A Strong Baseline for Molecular Few-Shot Learning
Philippe Formont, Hugo Jeannin, Pablo Piantanida, Ismail Ben Ayed
TL;DR
The paper addresses molecular few-shot learning under data scarcity by revisiting simple fine-tuning instead of meta-learning. It introduces a quadratic-probing classifier based on Mahalanobis distance with class prototypes $w_k$ and precision matrices $M_k$, optimized via block-coordinate descent with a shrinkage-regularized surrogate to prevent degenerate covariance growth, and it uses a multitask GNN backbone pretrained on FS-mol.

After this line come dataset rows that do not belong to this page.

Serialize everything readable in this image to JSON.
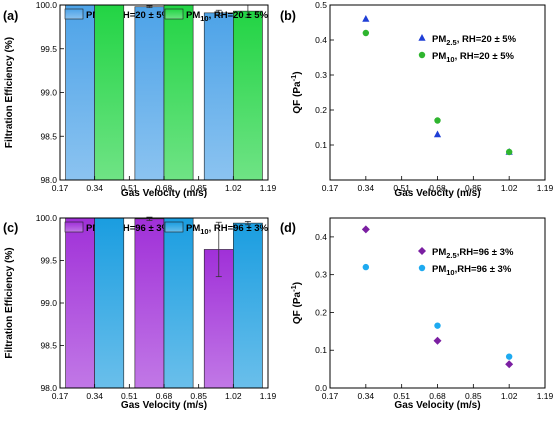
{
  "chart_data": [
    {
      "panel": "(a)",
      "type": "bar",
      "x": [
        0.34,
        0.68,
        1.02
      ],
      "series": [
        {
          "name": "PM2.5, RH=20 ± 5%",
          "legend_main": "PM",
          "legend_sub": "2.5",
          "legend_rest": ", RH=20 ± 5%",
          "values": [
            100.0,
            99.98,
            99.91
          ],
          "errors": [
            0.0,
            0.01,
            0.03
          ],
          "color": "#4da3e8"
        },
        {
          "name": "PM10, RH=20 ± 5%",
          "legend_main": "PM",
          "legend_sub": "10",
          "legend_rest": ", RH=20 ± 5%",
          "values": [
            100.0,
            100.0,
            99.93
          ],
          "errors": [
            0.0,
            0.0,
            0.07
          ],
          "color": "#22d444"
        }
      ],
      "xlabel": "Gas Velocity (m/s)",
      "ylabel": "Filtration Efficiency (%)",
      "xlim": [
        0.17,
        1.19
      ],
      "ylim": [
        98.0,
        100.0
      ],
      "xticks": [
        "0.17",
        "0.34",
        "0.51",
        "0.68",
        "0.85",
        "1.02",
        "1.19"
      ],
      "yticks": [
        "98.0",
        "98.5",
        "99.0",
        "99.5",
        "100.0"
      ],
      "legend_position": "top",
      "grid": false
    },
    {
      "panel": "(b)",
      "type": "scatter",
      "series": [
        {
          "name": "PM2.5, RH=20 ± 5%",
          "legend_main": "PM",
          "legend_sub": "2.5",
          "legend_rest": ", RH=20 ± 5%",
          "marker": "triangle",
          "color": "#1f3fd6",
          "x": [
            0.34,
            0.68,
            1.02
          ],
          "y": [
            0.46,
            0.13,
            0.08
          ]
        },
        {
          "name": "PM10, RH=20 ± 5%",
          "legend_main": "PM",
          "legend_sub": "10",
          "legend_rest": ", RH=20 ± 5%",
          "marker": "circle",
          "color": "#2fb52f",
          "x": [
            0.34,
            0.68,
            1.02
          ],
          "y": [
            0.42,
            0.17,
            0.08
          ]
        }
      ],
      "xlabel": "Gas Velocity (m/s)",
      "ylabel_main": "QF (Pa",
      "ylabel_sup": "-1",
      "ylabel_end": ")",
      "xlim": [
        0.17,
        1.19
      ],
      "ylim": [
        0.0,
        0.5
      ],
      "xticks": [
        "0.17",
        "0.34",
        "0.51",
        "0.68",
        "0.85",
        "1.02",
        "1.19"
      ],
      "yticks": [
        "0.1",
        "0.2",
        "0.3",
        "0.4",
        "0.5"
      ],
      "legend_position": "top-right",
      "grid": false
    },
    {
      "panel": "(c)",
      "type": "bar",
      "x": [
        0.34,
        0.68,
        1.02
      ],
      "series": [
        {
          "name": "PM2.5, RH=96 ± 3%",
          "legend_main": "PM",
          "legend_sub": "2.5",
          "legend_rest": ", RH=96 ± 3%",
          "values": [
            100.0,
            99.99,
            99.63
          ],
          "errors": [
            0.0,
            0.02,
            0.32
          ],
          "color": "#a030d8"
        },
        {
          "name": "PM10, RH=96 ± 3%",
          "legend_main": "PM",
          "legend_sub": "10",
          "legend_rest": ", RH=96 ± 3%",
          "values": [
            100.0,
            100.0,
            99.94
          ],
          "errors": [
            0.0,
            0.0,
            0.02
          ],
          "color": "#1a9de0"
        }
      ],
      "xlabel": "Gas Velocity (m/s)",
      "ylabel": "Filtration Efficiency (%)",
      "xlim": [
        0.17,
        1.19
      ],
      "ylim": [
        98.0,
        100.0
      ],
      "xticks": [
        "0.17",
        "0.34",
        "0.51",
        "0.68",
        "0.85",
        "1.02",
        "1.19"
      ],
      "yticks": [
        "98.0",
        "98.5",
        "99.0",
        "99.5",
        "100.0"
      ],
      "legend_position": "top",
      "grid": false
    },
    {
      "panel": "(d)",
      "type": "scatter",
      "series": [
        {
          "name": "PM2.5,RH=96 ± 3%",
          "legend_main": "PM",
          "legend_sub": "2.5",
          "legend_rest": ",RH=96 ± 3%",
          "marker": "diamond",
          "color": "#7b1fa2",
          "x": [
            0.34,
            0.68,
            1.02
          ],
          "y": [
            0.42,
            0.125,
            0.063
          ]
        },
        {
          "name": "PM10,RH=96 ± 3%",
          "legend_main": "PM",
          "legend_sub": "10",
          "legend_rest": ",RH=96 ± 3%",
          "marker": "circle",
          "color": "#1eaaf0",
          "x": [
            0.34,
            0.68,
            1.02
          ],
          "y": [
            0.32,
            0.165,
            0.083
          ]
        }
      ],
      "xlabel": "Gas Velocity (m/s)",
      "ylabel_main": "QF (Pa",
      "ylabel_sup": "-1",
      "ylabel_end": ")",
      "xlim": [
        0.17,
        1.19
      ],
      "ylim": [
        0.0,
        0.45
      ],
      "xticks": [
        "0.17",
        "0.34",
        "0.51",
        "0.68",
        "0.85",
        "1.02",
        "1.19"
      ],
      "yticks": [
        "0.0",
        "0.1",
        "0.2",
        "0.3",
        "0.4"
      ],
      "legend_position": "top-right",
      "grid": false
    }
  ]
}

On FS-mol and out-of-domain shifts, the quadratic probe (and the linear probe) yield competitive or superior performance compared to state-of-the-art meta-learning approaches, demonstrating robustness to domain shifts and applicability in black-box settings. The work also provides extensive ablations and domain-shift benchmarks, including imbalanced QSAR targets and large-scale HTS library screening, illustrating practical advantages of simple fine-tuning baselines. Overall, the proposed methods offer efficient, robust few-shot classifiers for drug discovery tasks, with the quadratic probe delivering the best average gains and strong resilience to distribution shifts, and the authors release their code for reproducibility.
Abstract
Few-shot learning has recently attracted significant interest in drug discovery, with a recent, fast-growing literature mostly involving convoluted meta-learning strategies. We revisit the more straightforward fine-tuning approach for molecular data, and propose a regularized quadratic-probe loss based on the the Mahalanobis distance. We design a dedicated block-coordinate descent optimizer, which avoid the degenerate solutions of our loss. Interestingly, our simple fine-tuning approach achieves highly competitive performances in comparison to state-of-the-art methods, while being applicable to black-box settings and removing the need for specific episodic pre-training strategies. Furthermore, we introduce a new benchmark to assess the robustness of the competing methods to domain shifts. In this setting, our fine-tuning baseline obtains consistently better results than meta-learning methods.